Anti-India protests and clashes were also reported in southern Pulwama town.
In an escalating deadly confrontation in the last 10 days, at least 19 rebels and five civilians have died in gunbattles and subsequent anti-India clashes between Kashmiri residents and Indian troops. Two Indian army soldiers have also been killed in a rebel ambush.
Nuclear-armed rivals India and Pakistan each administer part of Kashmir, but both claim the Himalayan territory in its entirety. Rebel groups demand that Kashmir be united either under Pakistani rule or as an independent country.
Anti-India sentiment runs deep in Kashmir's mostly Muslim population and most people support the rebels.

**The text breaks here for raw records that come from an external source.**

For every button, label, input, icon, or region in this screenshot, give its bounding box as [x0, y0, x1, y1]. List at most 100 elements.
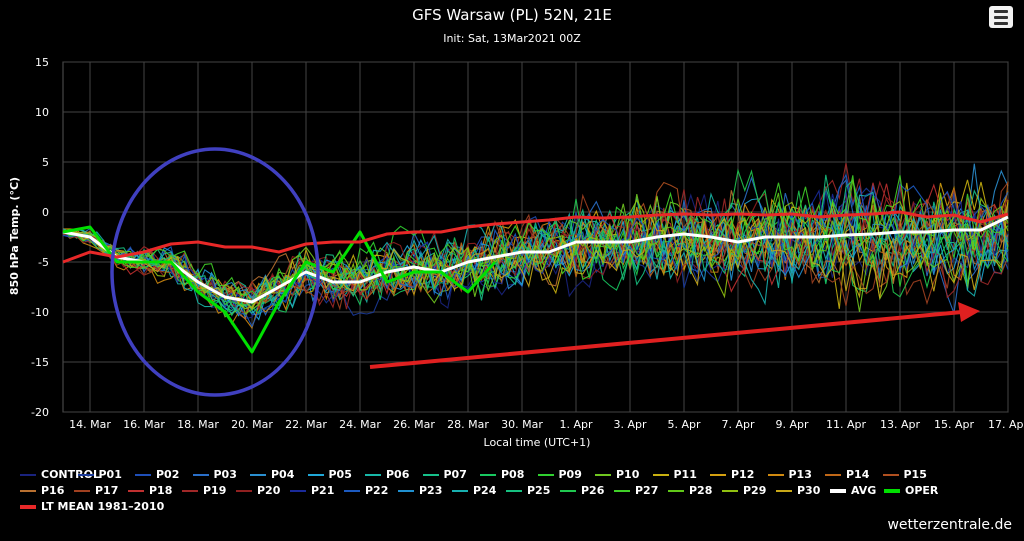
hamburger-menu-icon[interactable]: [989, 6, 1013, 28]
legend-item-p19[interactable]: P19: [182, 484, 226, 497]
legend-item-p06[interactable]: P06: [365, 468, 409, 481]
y-tick-label: -20: [31, 406, 49, 419]
legend-label: P15: [903, 468, 927, 481]
legend-item-p27[interactable]: P27: [614, 484, 658, 497]
legend-item-p25[interactable]: P25: [506, 484, 550, 497]
credits-link[interactable]: wetterzentrale.de: [887, 517, 1012, 533]
legend-label: AVG: [851, 484, 877, 497]
legend-label: P16: [41, 484, 65, 497]
ensemble-line-p27: [62, 175, 1009, 300]
legend-item-p13[interactable]: P13: [767, 468, 812, 481]
legend-label: OPER: [905, 484, 939, 497]
legend-swatch: [506, 489, 522, 492]
legend-label: CONTROL: [41, 468, 100, 481]
legend-label: P12: [731, 468, 755, 481]
y-axis-label: 850 hPa Temp. (°C): [8, 177, 21, 295]
legend-item-p22[interactable]: P22: [344, 484, 388, 497]
ensemble-line-p25: [62, 174, 1009, 313]
x-tick-label: 1. Apr: [559, 418, 592, 431]
legend-item-p12[interactable]: P12: [710, 468, 754, 481]
legend-item-p05[interactable]: P05: [307, 468, 352, 481]
legend-item-p01[interactable]: P01: [77, 468, 122, 481]
legend-label: P14: [846, 468, 870, 481]
legend-item-lt-mean-1981-2010[interactable]: LT MEAN 1981–2010: [20, 500, 164, 513]
legend-swatch: [722, 489, 738, 492]
legend-item-p09[interactable]: P09: [537, 468, 582, 481]
x-tick-label: 24. Mar: [339, 418, 381, 431]
legend-item-avg[interactable]: AVG: [830, 484, 876, 497]
trend-arrow-line: [369, 310, 963, 369]
legend-item-p29[interactable]: P29: [722, 484, 766, 497]
ensemble-line-p30: [62, 200, 1009, 310]
x-tick-label: 9. Apr: [775, 418, 808, 431]
y-tick-label: 0: [42, 206, 49, 219]
x-tick-label: 22. Mar: [285, 418, 327, 431]
x-tick-label: 7. Apr: [721, 418, 754, 431]
legend-swatch: [236, 489, 252, 492]
legend-item-p16[interactable]: P16: [20, 484, 64, 497]
legend-label: P01: [98, 468, 122, 481]
legend-label: P07: [443, 468, 467, 481]
y-tick-label: -15: [31, 356, 49, 369]
x-tick-label: 30. Mar: [501, 418, 543, 431]
legend-item-p10[interactable]: P10: [595, 468, 639, 481]
legend-item-p20[interactable]: P20: [236, 484, 280, 497]
legend-item-p15[interactable]: P15: [882, 468, 927, 481]
chart-title: GFS Warsaw (PL) 52N, 21E: [412, 6, 612, 24]
legend-item-p17[interactable]: P17: [74, 484, 118, 497]
legend-item-p02[interactable]: P02: [135, 468, 179, 481]
legend-item-control[interactable]: CONTROL: [20, 468, 100, 481]
x-tick-label: 15. Apr: [934, 418, 974, 431]
legend-item-p08[interactable]: P08: [480, 468, 524, 481]
legend-swatch: [452, 489, 468, 492]
legend-label: P17: [95, 484, 119, 497]
legend-item-p26[interactable]: P26: [560, 484, 604, 497]
series-line-oper: [62, 225, 497, 354]
y-tick-label: -5: [38, 256, 49, 269]
legend-swatch: [767, 473, 784, 476]
trend-arrow-head: [958, 302, 980, 322]
legend-label: LT MEAN 1981–2010: [41, 500, 165, 513]
legend-item-p18[interactable]: P18: [128, 484, 172, 497]
legend-item-p07[interactable]: P07: [422, 468, 467, 481]
legend-swatch: [344, 489, 360, 492]
legend-swatch: [365, 473, 381, 476]
legend-label: P30: [797, 484, 821, 497]
legend-item-p28[interactable]: P28: [668, 484, 712, 497]
legend-swatch: [537, 473, 554, 476]
legend-label: P25: [527, 484, 551, 497]
legend-item-p24[interactable]: P24: [452, 484, 496, 497]
legend-swatch: [398, 489, 414, 492]
legend-swatch: [250, 473, 266, 476]
legend-label: P10: [616, 468, 640, 481]
legend-swatch: [884, 488, 900, 493]
legend-swatch: [182, 489, 198, 492]
legend-item-p30[interactable]: P30: [776, 484, 820, 497]
legend-swatch: [422, 473, 439, 476]
legend-item-p14[interactable]: P14: [825, 468, 869, 481]
legend-swatch: [74, 489, 90, 492]
annotations: [110, 147, 980, 397]
legend-swatch: [560, 489, 576, 492]
legend-swatch: [290, 489, 306, 492]
legend-item-p11[interactable]: P11: [652, 468, 697, 481]
legend-label: P11: [673, 468, 697, 481]
legend-item-p21[interactable]: P21: [290, 484, 334, 497]
legend-swatch: [614, 489, 630, 492]
legend-item-p04[interactable]: P04: [250, 468, 294, 481]
legend-item-p03[interactable]: P03: [192, 468, 237, 481]
main-series: [62, 210, 1009, 354]
legend-swatch: [480, 473, 496, 476]
legend-label: P05: [328, 468, 352, 481]
legend-item-oper[interactable]: OPER: [884, 484, 938, 497]
legend-swatch: [20, 489, 36, 492]
x-tick-label: 16. Mar: [123, 418, 165, 431]
legend-swatch: [20, 504, 36, 509]
x-tick-label: 28. Mar: [447, 418, 489, 431]
legend-label: P27: [635, 484, 659, 497]
legend-item-p23[interactable]: P23: [398, 484, 442, 497]
x-tick-label: 5. Apr: [667, 418, 700, 431]
legend-label: P18: [149, 484, 173, 497]
x-tick-label: 13. Apr: [880, 418, 920, 431]
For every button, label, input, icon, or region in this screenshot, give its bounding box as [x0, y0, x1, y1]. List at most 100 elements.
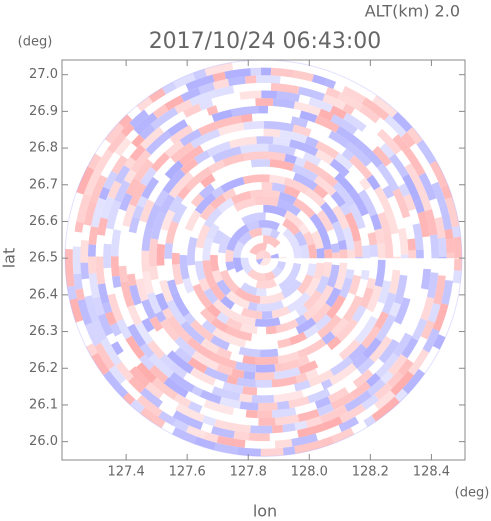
echo-cell [356, 140, 373, 157]
echo-cell [88, 244, 97, 257]
echo-cell [350, 381, 371, 399]
echo-cell [374, 390, 396, 410]
echo-cell [331, 427, 355, 444]
echo-cell [307, 243, 317, 259]
echo-cell [339, 403, 366, 424]
echo-cell [169, 362, 188, 379]
echo-cell [446, 252, 455, 259]
echo-cell [265, 325, 277, 335]
echo-cell [243, 370, 256, 380]
echo-cell [88, 273, 101, 299]
echo-cell [250, 159, 271, 168]
echo-cell [114, 180, 131, 203]
y-unit: (deg) [18, 35, 53, 50]
echo-cell [314, 396, 331, 409]
echo-cell [247, 301, 258, 312]
echo-cell [107, 293, 124, 322]
echo-cell [380, 370, 394, 385]
echo-cell [187, 236, 198, 266]
echo-cell [220, 176, 245, 193]
echo-cell [263, 189, 281, 200]
echo-cell [248, 227, 262, 239]
echo-cell [269, 151, 286, 162]
echo-cell [358, 189, 378, 217]
echo-cell [397, 358, 414, 376]
echo-cell [444, 228, 454, 240]
echo-cell [263, 250, 272, 259]
echo-cell [240, 282, 258, 296]
echo-cell [278, 191, 297, 205]
echo-cell [87, 256, 97, 274]
echo-cell [388, 153, 409, 178]
echo-cell [315, 275, 330, 294]
echo-cell [187, 401, 203, 414]
echo-cell [226, 375, 239, 385]
echo-cell [242, 355, 256, 365]
echo-cell [216, 363, 233, 376]
echo-cell [65, 249, 74, 277]
echo-cell [163, 377, 189, 398]
echo-cell [312, 74, 327, 86]
y-tick-label: 26.7 [29, 177, 58, 192]
echo-cell [404, 163, 425, 193]
echo-cell [269, 174, 286, 185]
echo-cell [140, 126, 165, 150]
echo-cell [408, 250, 417, 259]
echo-cell [283, 210, 304, 229]
echo-cell [328, 130, 350, 148]
echo-cell [148, 87, 166, 103]
echo-cell [272, 98, 296, 109]
echo-cell [212, 229, 225, 245]
echo-cell [236, 377, 256, 388]
echo-cell [232, 224, 250, 241]
echo-cell [171, 252, 180, 265]
echo-cell [285, 262, 302, 285]
echo-cell [111, 155, 128, 175]
echo-cell [392, 134, 410, 153]
echo-cell [184, 209, 202, 232]
echo-cell [185, 166, 213, 191]
echo-cell [388, 269, 401, 295]
echo-cell [151, 377, 178, 400]
echo-cell [239, 90, 262, 100]
echo-cell [125, 178, 140, 196]
echo-cell [378, 339, 400, 364]
echo-cell [330, 317, 350, 337]
echo-cell [263, 204, 288, 218]
echo-cell [187, 357, 208, 374]
echo-cell [141, 299, 157, 320]
echo-cell [202, 260, 217, 288]
echo-cell [331, 220, 346, 242]
echo-cell [238, 346, 261, 358]
echo-cell [287, 292, 311, 313]
echo-cell [136, 362, 157, 384]
echo-cell [203, 431, 219, 443]
echo-cell [342, 103, 355, 115]
echo-cell [141, 176, 159, 200]
echo-cell [169, 124, 194, 145]
echo-cell [302, 304, 320, 321]
echo-cell [305, 368, 319, 380]
echo-cell [315, 149, 335, 165]
echo-cell [203, 288, 219, 305]
echo-cell [275, 414, 300, 426]
echo-cell [334, 152, 354, 171]
echo-cell [211, 386, 241, 401]
echo-cell [417, 211, 430, 238]
echo-cell [393, 274, 408, 305]
echo-cell [90, 197, 106, 228]
echo-cell [371, 396, 400, 422]
echo-cell [200, 173, 216, 188]
echo-cell [313, 184, 329, 199]
echo-cell [362, 337, 382, 359]
echo-cell [324, 249, 333, 259]
echo-cell [136, 394, 163, 418]
echo-cell [83, 168, 102, 197]
echo-cell [114, 165, 131, 184]
echo-cell [129, 284, 142, 306]
echo-cell [303, 231, 315, 246]
echo-cell [256, 300, 285, 312]
echo-cell [130, 399, 145, 414]
echo-cell [345, 141, 372, 167]
echo-cell [239, 143, 269, 154]
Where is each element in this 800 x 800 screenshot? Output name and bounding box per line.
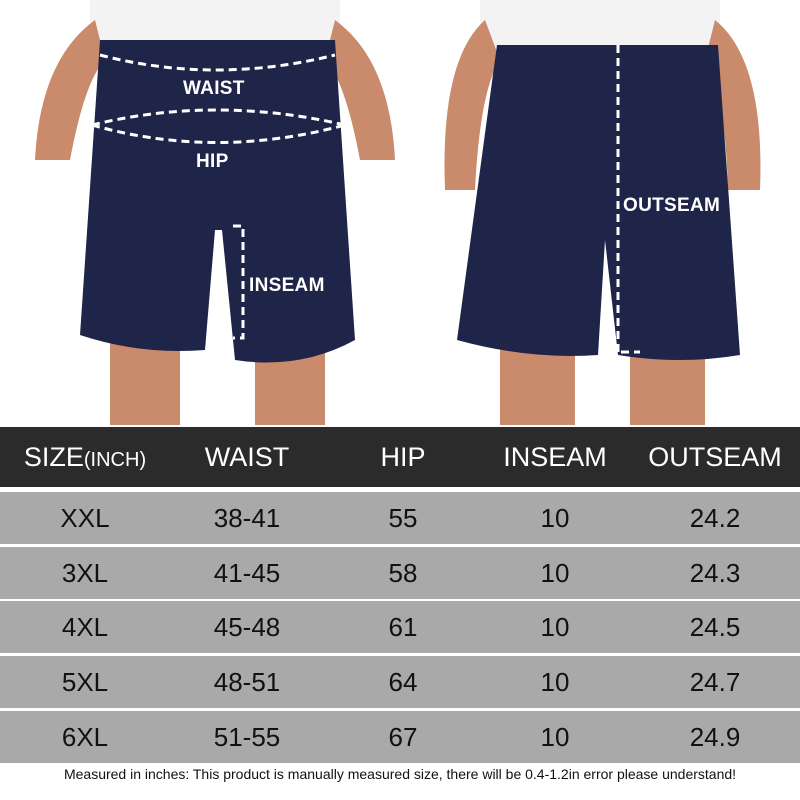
cell-waist: 48-51 (213, 666, 281, 697)
cell-hip: 58 (388, 557, 418, 588)
table-header: SIZE(INCH) WAIST HIP INSEAM OUTSEAM (0, 427, 800, 487)
cell-hip: 61 (388, 611, 418, 642)
cell-hip: 64 (388, 666, 418, 697)
cell-outseam: 24.2 (689, 502, 741, 533)
cell-size: 3XL (61, 557, 109, 588)
cell-waist: 38-41 (213, 502, 281, 533)
cell-size: 4XL (61, 611, 109, 642)
cell-size: 5XL (61, 666, 109, 697)
shorts-illustration (35, 0, 761, 425)
hip-label: HIP (196, 151, 229, 172)
cell-outseam: 24.9 (689, 721, 741, 752)
cell-inseam: 10 (540, 666, 570, 697)
header-inseam: INSEAM (503, 441, 607, 472)
inseam-label: INSEAM (249, 275, 325, 296)
cell-outseam: 24.5 (689, 611, 741, 642)
header-size: SIZE(INCH) (24, 442, 146, 473)
cell-hip: 55 (388, 502, 418, 533)
cell-outseam: 24.7 (689, 666, 741, 697)
table-row: 3XL 41-45 58 10 24.3 (0, 547, 800, 599)
cell-waist: 41-45 (213, 557, 281, 588)
cell-outseam: 24.3 (689, 557, 741, 588)
table-row: 4XL 45-48 61 10 24.5 (0, 601, 800, 653)
header-size-label: SIZE (23, 441, 84, 472)
table-row: 5XL 48-51 64 10 24.7 (0, 656, 800, 708)
header-outseam: OUTSEAM (648, 441, 782, 472)
table-row: 6XL 51-55 67 10 24.9 (0, 711, 800, 763)
cell-waist: 51-55 (213, 721, 281, 752)
cell-size: 6XL (61, 721, 109, 752)
product-photo: WAIST HIP INSEAM OUTSEAM (35, 0, 761, 425)
cell-waist: 45-48 (213, 611, 281, 642)
cell-inseam: 10 (540, 557, 570, 588)
cell-inseam: 10 (540, 502, 570, 533)
waist-label: WAIST (183, 78, 245, 99)
measurement-note: Measured in inches: This product is manu… (63, 766, 737, 782)
header-hip: HIP (380, 441, 426, 472)
cell-hip: 67 (388, 721, 418, 752)
outseam-label: OUTSEAM (623, 195, 721, 216)
table-row: XXL 38-41 55 10 24.2 (0, 492, 800, 544)
cell-inseam: 10 (540, 721, 570, 752)
cell-size: XXL (60, 502, 110, 533)
cell-inseam: 10 (540, 611, 570, 642)
header-waist: WAIST (204, 441, 290, 472)
header-size-unit: (INCH) (83, 448, 147, 471)
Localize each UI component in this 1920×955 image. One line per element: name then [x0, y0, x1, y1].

Nearly 70,000 people have been killed in the uprising and the ensuing Indian military crackdown.
In recent years, Kashmiris, mainly youths, have displayed open solidarity with anti-India rebels and sought to protect them by engaging troops in street clashes during military operations against the militants. The anti-India protests and clashes have persisted despite the Indian army chief warning recently that "tough action" would be taken against stone throwers during counterinsurgency operations.
India accuses Pakistan of arming and training the rebels, which Pakistan denies.
Rebel groups have largely been suppressed by Indian forces in recent years and public opposition to Indian rule is now principally expressed through street protests.